Cette approche plurielle pose d’ailleurs la question éminemment complexe des critères d’évaluation de la qualité des soins. « En matière de ressenti, de douleur, de signes d’alerte, etc., le patient connaît mieux que nous sa pathologie. Un soin réussi, c’est quand il y a rencontre entre la personne malade et le soignant », affirme Aude Parpay-Blouin, puéricultrice et formatrice à l’IFAS et l’IFAP.
De nouvelles perspectives
La maison des usagers du CH de Niort s’apparente ni plus ni moins à un carrefour. Outre les outils, conseils, échanges et doléances, qu’on peut respectivement y trouver, y nouer, y faire ou y recueillir, cet espace facilite la circulation des informations et le dialogue entre les associations de patients, les représentants des usagers et l’hôpital, avec pour résultat de favoriser la réactivité, en particulier en cas d’anomalies ou de dysfonctionnements, ou pour tout sujet à inscrire à l’ordre du jour de la commission des usagers. « Cette transparence fait bouger les choses », note Laurent Di Meglio.
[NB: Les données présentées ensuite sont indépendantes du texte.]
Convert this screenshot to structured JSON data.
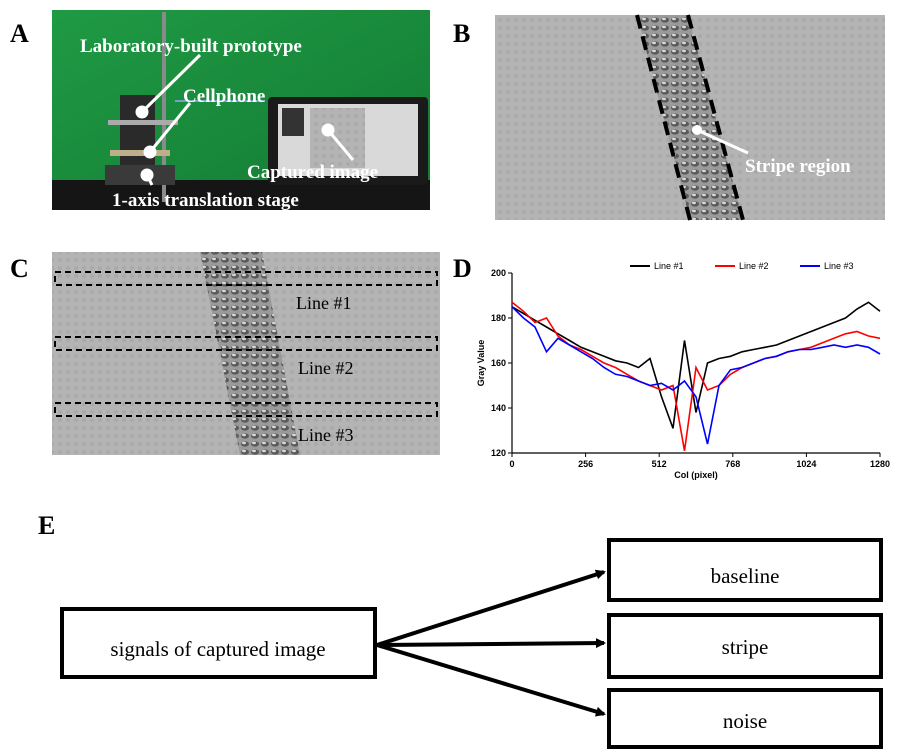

En prévision des dix ans de la MDU, l’ensemble des parties prenantes affiche une ambition commune : rendre plus dynamique cet espace. Si la pandémie de Covid a fatalement entraîné une baisse de sa fréquentation, l’ouverture d’un salon des sorties, prévue au cours du premier trimestre 2025, juste derrière la maison des usagers, est perçue comme un « appel d’air » par Nadine Joseph-Henri, Claire Laplace et Laurent Di Meglio. « Il y aura des patients, des proches en attente, ce qui va générer du trafic, détaille le président de la CDU. Et comme les représentants des usagers ont été associés à ce projet, il a été acté que les permanents pourront aller voir ces personnes. » Quand fluidité rime avec efficacité.